Top authorities in the Air Force have stated that if there were to be an air war, the enemy would most likely target aerial tankers, which would be required to refuel fighters, bombers, or other aircraft flying near the battlefield. These officials have also stated that the Air Force’s future tankers need to be able to survive such a conflict. Earlier this year, the Air Force’s priorities shifted, which prompted the service to accelerate its plans for developing a next-generation refueling tanker and to cut in half the number of tankers it would buy as an interim step between the current purchase of 179 KC-46s and the so-called next-generation aerial refueling system, also known as NGAS.
Additionally, the Air Force is contemplating not holding a competition to choose the next generation of refueling tankers for the service. Instead, it is possible that the service will go directly to Boeing and purchase another batch of modified KC-46s in order to bridge the gap until the arrival of NGAS in the late 2030s. The Air Force had intended to purchase a total of 150 interim tankers; however, it is now more likely that they will only purchase around 75 of them.
According to Boeing, the Pegasus would be better able to survive in a high-end fight if it had improved defensive measures, and the Air Force might choose to utilize these capabilities on numerous aircraft. Additionally, Boeing stated that the unidentified defensive measures may be utilized on next-generation refueling and mobility aircraft, implying that they could be incorporated into Boeing’s anticipated proposal for NGAS.

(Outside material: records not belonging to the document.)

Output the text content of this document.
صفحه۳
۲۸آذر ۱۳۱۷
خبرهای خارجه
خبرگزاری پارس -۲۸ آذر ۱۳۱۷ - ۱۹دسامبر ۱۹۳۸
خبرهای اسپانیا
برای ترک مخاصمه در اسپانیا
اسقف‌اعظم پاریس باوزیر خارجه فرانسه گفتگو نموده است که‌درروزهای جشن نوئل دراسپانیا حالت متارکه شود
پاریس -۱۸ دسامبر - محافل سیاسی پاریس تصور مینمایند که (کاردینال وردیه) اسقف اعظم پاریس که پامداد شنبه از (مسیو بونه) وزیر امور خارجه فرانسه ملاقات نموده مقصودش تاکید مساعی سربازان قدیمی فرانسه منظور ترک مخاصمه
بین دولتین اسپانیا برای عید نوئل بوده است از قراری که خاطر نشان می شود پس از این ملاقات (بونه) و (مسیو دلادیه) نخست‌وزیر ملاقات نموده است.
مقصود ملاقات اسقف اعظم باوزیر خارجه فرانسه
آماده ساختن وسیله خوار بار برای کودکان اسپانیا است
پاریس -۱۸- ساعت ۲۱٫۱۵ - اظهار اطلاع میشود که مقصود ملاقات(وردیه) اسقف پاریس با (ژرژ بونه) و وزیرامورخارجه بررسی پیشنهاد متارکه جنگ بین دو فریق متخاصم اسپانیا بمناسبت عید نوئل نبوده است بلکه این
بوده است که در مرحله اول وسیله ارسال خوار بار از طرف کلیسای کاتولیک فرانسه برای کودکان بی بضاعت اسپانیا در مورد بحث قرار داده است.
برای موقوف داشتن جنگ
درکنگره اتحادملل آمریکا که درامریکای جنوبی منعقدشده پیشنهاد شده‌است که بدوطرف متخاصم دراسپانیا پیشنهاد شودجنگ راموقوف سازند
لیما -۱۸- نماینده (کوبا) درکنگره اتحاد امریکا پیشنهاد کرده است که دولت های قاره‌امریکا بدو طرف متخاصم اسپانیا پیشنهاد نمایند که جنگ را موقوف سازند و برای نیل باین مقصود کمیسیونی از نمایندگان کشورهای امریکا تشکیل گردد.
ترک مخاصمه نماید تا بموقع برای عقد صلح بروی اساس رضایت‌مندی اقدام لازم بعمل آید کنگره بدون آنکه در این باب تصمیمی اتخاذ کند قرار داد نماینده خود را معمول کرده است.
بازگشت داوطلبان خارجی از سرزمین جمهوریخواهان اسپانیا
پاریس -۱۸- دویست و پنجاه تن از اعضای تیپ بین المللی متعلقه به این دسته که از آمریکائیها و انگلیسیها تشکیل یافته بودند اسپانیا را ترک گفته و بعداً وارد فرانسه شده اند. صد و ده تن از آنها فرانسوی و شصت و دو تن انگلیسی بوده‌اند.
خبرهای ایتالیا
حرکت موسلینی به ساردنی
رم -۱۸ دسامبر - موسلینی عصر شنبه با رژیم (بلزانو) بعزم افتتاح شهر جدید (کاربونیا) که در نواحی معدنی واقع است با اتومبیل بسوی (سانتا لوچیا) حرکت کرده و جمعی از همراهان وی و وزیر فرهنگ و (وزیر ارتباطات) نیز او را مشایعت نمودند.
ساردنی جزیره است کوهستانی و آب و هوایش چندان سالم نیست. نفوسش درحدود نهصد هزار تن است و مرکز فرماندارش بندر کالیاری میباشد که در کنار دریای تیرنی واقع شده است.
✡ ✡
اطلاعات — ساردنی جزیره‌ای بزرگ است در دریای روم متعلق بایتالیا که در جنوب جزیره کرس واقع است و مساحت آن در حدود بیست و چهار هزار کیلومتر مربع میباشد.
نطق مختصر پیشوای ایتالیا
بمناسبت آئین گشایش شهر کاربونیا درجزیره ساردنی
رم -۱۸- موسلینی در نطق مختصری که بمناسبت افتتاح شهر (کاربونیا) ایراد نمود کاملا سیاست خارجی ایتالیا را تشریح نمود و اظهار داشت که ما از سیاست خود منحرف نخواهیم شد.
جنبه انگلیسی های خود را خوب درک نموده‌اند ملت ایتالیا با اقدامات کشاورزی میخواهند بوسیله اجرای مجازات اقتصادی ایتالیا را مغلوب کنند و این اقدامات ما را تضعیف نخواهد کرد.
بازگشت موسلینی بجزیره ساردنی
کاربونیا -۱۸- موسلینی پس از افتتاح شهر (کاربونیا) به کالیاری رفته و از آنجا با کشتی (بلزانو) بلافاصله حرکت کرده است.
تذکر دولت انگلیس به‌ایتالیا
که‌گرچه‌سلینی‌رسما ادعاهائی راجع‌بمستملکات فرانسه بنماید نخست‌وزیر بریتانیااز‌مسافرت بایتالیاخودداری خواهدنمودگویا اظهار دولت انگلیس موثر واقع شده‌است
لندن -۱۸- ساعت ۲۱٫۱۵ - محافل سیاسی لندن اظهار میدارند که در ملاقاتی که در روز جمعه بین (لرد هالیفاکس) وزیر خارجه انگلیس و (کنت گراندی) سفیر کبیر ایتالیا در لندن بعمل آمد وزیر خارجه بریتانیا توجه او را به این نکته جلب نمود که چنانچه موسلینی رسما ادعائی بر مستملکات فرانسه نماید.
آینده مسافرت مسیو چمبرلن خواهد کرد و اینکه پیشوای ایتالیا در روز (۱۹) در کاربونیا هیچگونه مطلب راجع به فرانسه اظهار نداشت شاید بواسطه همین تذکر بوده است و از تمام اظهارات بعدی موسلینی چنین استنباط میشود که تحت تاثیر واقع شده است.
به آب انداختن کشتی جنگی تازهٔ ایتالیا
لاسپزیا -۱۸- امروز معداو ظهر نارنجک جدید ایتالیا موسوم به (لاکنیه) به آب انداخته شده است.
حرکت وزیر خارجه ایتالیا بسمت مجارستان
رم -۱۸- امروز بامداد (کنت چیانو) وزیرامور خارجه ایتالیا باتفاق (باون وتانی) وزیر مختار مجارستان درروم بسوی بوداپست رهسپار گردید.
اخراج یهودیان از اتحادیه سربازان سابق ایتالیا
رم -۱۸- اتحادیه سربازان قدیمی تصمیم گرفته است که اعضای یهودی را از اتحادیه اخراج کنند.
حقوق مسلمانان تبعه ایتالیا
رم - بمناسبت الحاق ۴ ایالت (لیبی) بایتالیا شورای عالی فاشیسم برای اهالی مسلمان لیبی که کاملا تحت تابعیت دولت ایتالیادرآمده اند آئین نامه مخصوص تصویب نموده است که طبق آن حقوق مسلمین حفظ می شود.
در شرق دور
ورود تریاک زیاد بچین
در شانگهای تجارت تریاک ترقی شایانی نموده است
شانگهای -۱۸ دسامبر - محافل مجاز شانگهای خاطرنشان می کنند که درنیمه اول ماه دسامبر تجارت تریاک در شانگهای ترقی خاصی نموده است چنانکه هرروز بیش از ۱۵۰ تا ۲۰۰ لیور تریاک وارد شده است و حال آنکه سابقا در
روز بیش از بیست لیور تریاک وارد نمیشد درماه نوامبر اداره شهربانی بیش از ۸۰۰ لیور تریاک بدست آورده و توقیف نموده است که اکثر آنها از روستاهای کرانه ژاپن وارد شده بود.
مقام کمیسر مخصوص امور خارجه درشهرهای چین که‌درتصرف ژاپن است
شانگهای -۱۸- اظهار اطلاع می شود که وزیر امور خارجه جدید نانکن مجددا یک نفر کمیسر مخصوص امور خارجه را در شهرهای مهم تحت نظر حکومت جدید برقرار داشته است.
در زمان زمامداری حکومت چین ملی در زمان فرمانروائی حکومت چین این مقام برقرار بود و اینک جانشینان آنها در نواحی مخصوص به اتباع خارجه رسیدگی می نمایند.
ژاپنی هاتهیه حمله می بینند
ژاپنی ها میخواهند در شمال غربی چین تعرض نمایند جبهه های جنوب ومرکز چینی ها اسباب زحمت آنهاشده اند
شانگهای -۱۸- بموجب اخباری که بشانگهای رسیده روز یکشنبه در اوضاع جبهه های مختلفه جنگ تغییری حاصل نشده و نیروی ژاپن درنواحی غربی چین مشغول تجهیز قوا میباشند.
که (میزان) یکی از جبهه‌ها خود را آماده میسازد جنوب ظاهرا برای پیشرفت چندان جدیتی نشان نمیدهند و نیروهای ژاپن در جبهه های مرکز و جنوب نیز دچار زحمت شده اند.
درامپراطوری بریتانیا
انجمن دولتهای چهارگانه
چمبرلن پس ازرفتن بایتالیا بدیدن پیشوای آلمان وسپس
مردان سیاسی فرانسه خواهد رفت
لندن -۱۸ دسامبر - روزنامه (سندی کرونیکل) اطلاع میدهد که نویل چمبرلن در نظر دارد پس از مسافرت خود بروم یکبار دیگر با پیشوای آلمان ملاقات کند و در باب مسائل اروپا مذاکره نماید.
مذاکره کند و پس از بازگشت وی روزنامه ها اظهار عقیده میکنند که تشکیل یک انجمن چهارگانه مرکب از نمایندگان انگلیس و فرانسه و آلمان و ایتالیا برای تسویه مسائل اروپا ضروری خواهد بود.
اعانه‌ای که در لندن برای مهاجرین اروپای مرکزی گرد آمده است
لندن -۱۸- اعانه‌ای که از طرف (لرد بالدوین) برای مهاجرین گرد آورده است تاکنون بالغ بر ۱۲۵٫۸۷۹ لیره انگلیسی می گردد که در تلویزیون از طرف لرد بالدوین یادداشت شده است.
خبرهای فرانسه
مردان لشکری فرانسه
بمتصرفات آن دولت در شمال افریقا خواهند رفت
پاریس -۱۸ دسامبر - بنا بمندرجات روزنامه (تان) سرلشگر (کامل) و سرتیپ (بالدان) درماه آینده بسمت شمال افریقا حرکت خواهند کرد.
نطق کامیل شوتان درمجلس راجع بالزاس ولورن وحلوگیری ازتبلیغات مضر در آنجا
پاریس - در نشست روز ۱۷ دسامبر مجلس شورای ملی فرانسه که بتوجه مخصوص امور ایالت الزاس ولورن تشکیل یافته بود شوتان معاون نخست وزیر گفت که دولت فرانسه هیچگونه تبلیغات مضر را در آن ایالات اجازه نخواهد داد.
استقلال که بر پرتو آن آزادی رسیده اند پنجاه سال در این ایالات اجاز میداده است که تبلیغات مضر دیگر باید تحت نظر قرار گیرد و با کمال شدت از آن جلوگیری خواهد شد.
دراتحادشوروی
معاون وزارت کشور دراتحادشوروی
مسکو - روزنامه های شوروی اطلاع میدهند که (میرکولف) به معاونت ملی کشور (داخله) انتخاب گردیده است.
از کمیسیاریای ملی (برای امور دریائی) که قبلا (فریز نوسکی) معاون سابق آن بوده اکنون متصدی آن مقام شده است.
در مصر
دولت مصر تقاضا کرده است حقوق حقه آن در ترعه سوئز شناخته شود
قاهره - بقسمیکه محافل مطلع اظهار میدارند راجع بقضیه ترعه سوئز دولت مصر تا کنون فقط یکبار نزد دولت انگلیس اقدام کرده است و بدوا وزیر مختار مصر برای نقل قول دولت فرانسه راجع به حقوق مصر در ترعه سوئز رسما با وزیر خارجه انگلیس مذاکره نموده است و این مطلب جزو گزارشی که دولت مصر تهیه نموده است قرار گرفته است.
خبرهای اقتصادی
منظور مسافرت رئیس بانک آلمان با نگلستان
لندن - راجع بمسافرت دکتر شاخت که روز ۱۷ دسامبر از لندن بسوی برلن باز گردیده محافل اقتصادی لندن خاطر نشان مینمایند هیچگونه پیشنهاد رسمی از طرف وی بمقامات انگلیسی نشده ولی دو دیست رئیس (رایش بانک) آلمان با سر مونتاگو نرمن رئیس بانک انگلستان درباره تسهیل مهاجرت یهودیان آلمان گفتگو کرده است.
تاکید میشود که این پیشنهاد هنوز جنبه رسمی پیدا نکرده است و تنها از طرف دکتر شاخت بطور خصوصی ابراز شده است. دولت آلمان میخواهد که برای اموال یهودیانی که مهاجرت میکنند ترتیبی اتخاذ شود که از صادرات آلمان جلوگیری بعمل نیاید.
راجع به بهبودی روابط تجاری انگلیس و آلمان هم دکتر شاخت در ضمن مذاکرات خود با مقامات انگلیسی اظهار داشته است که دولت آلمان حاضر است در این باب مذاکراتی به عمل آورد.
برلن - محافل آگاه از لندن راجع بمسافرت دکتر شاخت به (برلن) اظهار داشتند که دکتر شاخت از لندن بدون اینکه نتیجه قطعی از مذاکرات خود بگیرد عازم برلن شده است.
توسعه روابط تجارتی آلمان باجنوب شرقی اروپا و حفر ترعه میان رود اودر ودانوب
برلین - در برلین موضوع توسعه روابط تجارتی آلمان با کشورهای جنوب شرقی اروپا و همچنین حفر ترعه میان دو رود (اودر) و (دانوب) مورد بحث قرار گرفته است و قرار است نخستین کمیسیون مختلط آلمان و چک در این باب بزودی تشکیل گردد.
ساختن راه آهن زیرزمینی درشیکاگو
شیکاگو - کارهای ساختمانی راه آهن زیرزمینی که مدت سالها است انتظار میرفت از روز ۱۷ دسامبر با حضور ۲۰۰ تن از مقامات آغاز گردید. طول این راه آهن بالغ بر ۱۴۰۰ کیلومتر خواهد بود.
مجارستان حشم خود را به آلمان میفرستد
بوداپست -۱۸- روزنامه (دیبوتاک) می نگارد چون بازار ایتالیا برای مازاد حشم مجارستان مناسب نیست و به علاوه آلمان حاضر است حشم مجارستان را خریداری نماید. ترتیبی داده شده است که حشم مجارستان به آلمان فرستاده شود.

“The KC-46A already features defensive systems that have never been seen in a tanker before,” said Justin Hatcher, the advanced technology director for Boeing’s KC-46 program. “These systems are unprecedented in a tanker,” “We continue to evolve the KC-46 as well as other next-generation refueling and mobility platforms in order to further enhance mission versatility and survivability.”
In order to protect the firm’s intellectual property, a representative for Boeing chose not to disclose any information regarding the research that the company is investing into tanker defensive capabilities or the amount that the company will spend. Boeing stated that when the defensive systems mature, the company will engage with clients such as the Air Force to determine whether or not to include these new capabilities on the KC-46 or other platforms, and when they would be implemented. Boeing also said that it will determine whether or not to include these new capabilities on the KC-46.
Boeing referred to the KC-46’s already installed defensive equipment and countermeasures, such as protection against electromagnetic pulses, chemical or biological weapons, infrared countermeasures, radio frequency alerts, and armor on the flight deck of the aircraft. Aurora is an industry leader in the development of cutting-edge, revolutionary aircraft designs. The company’s headquarters are located in Manassas, Virginia, and it operates a production site in Columbus, Mississippi. In 2017, Boeing completed the acquisition of Aurora. Lockheed Martin made the announcement earlier this month that it has decided to use a General Electric Aerospace engine for its proposed LMXT strategic tanker. The company is hoping to sell the LMXT to the Air Force as an interim tanker.